2019年07月30日、中国共産党は中央政治局会議を開催し、同年下半期の経済運営における重要な舵取りを決定しました。現在の中国経済は、外部環境の変化や構造的な調整により、成長の勢いが弱まる「景気下押し圧力」に直面しています。この厳しい局面を打破するため、習近平指導部は経済の失速を断固として防ぐ強力な姿勢を打ち出しました。建国70周年という大きな節目を目前に控え、国を挙げた景気対策が本格化しようとしています。

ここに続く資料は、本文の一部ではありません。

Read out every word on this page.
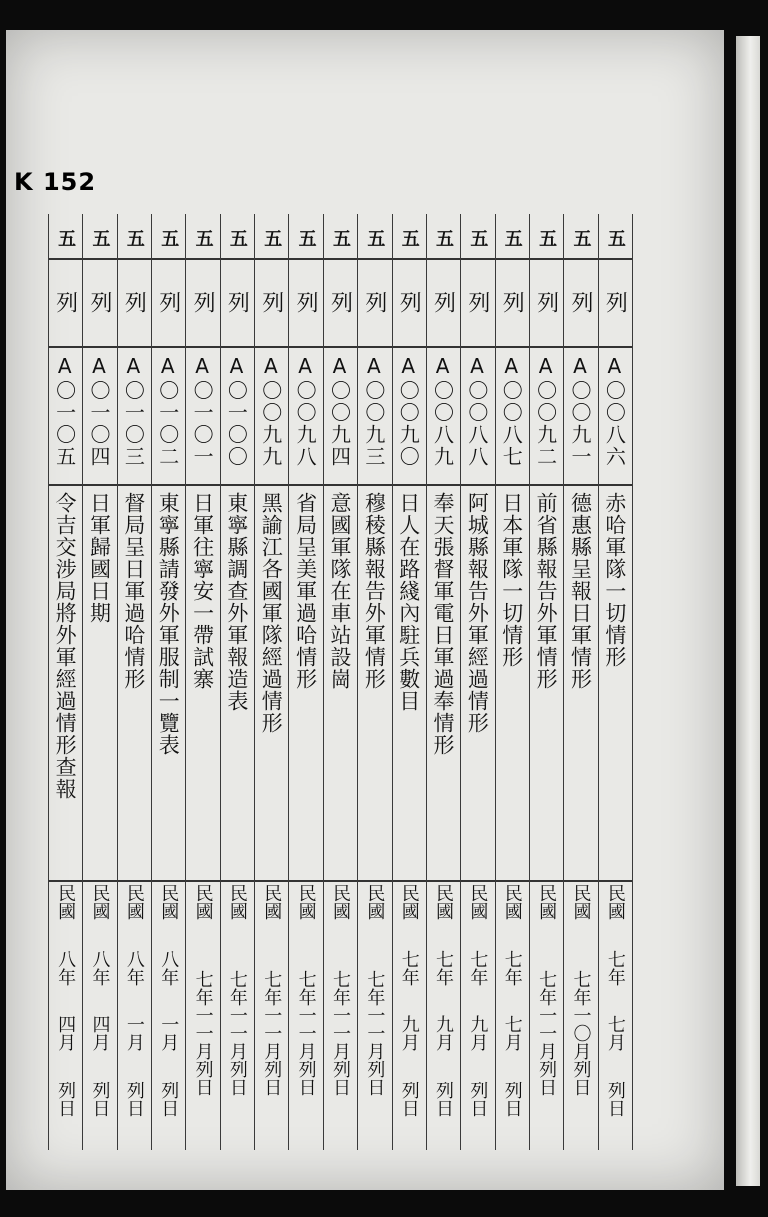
K 152
五
列
A〇〇八六
赤哈軍隊一切情形
民國
七年
七月
列日
五
列
A〇〇九一
德惠縣呈報日軍情形
民國
七年一〇月
列日
五
列
A〇〇九二
前省縣報告外軍情形
民國
七年一一月
列日
五
列
A〇〇八七
日本軍隊一切情形
民國
七年
七月
列日
五
列
A〇〇八八
阿城縣報告外軍經過情形
民國
七年
九月
列日
五
列
A〇〇八九
奉天張督軍電日軍過奉情形
民國
七年
九月
列日
五
列
A〇〇九〇
日人在路綫內駐兵數目
民國
七年
九月
列日
五
列
A〇〇九三
穆稜縣報告外軍情形
民國
七年一一月
列日
五
列
A〇〇九四
意國軍隊在車站設崗
民國
七年一一月
列日
五
列
A〇〇九八
省局呈美軍過哈情形
民國
七年一一月
列日
五
列
A〇〇九九
黑諭江各國軍隊經過情形
民國
七年一一月
列日
五
列
A〇一〇〇
東寧縣調查外軍報造表
民國
七年一一月
列日
五
列
A〇一〇一
日軍往寧安一帶試寨
民國
七年一一月
列日
五
列
A〇一〇二
東寧縣請發外軍服制一覽表
民國
八年
一月
列日
五
列
A〇一〇三
督局呈日軍過哈情形
民國
八年
一月
列日
五
列
A〇一〇四
日軍歸國日期
民國
八年
四月
列日
五
列
A〇一〇五
令吉交涉局將外軍經過情形查報
民國
八年
四月
列日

今回の会議で最も注目を集めたのは、しばらく影を潜めていた「6つの安定」というキーワードが再び前面に押し出された点です。これは、雇用、金融、貿易、外資、投資、そして人々の景気に対する期待感(景気見通し)という、経済の根幹を成す6つの分野を確実に安定させるという宣言にほかなりません。SNS上では「政府がなりふり構わず経済を守りに来た」「下半期の市場は底堅くなるのではないか」といった、期待と警戒が入り混じった声が数多く寄せられています。
積極財政で挑む建国70周年の節目と今後の展望
専門的な用語である「積極的な財政政策」とは、政府が公共事業への投資を増やしたり、減税を行ったりすることで、市場に流通するお金を増やして経済を活性化させる手法を指します。中国政府は、10月に控える記念すべき建国70周年の祝賀ムードに水を差さぬよう、この財政出動を継続する構えです。インフラ整備などのプロジェクトを加速させることで、内需を力強く喚起し、外部からの衝撃を和らげる防波堤を築こうとしているのでしょう。
筆者の視点としては、今回の決定は単なる現状維持ではなく、中国という巨大な経済圏が抱える「成長の痛み」をコントロールしようとする強い意志の表れだと感じます。特に「雇用」を最優先に掲げている点は、社会の安定を重視する中国らしい戦略と言えるでしょう。貿易摩擦などの不透明な要素が残る中で、政府がどこまで市場の安心感を醸成できるかが鍵となります。今後の具体的な投資先や、市場の反応を注視していく必要があるはずです。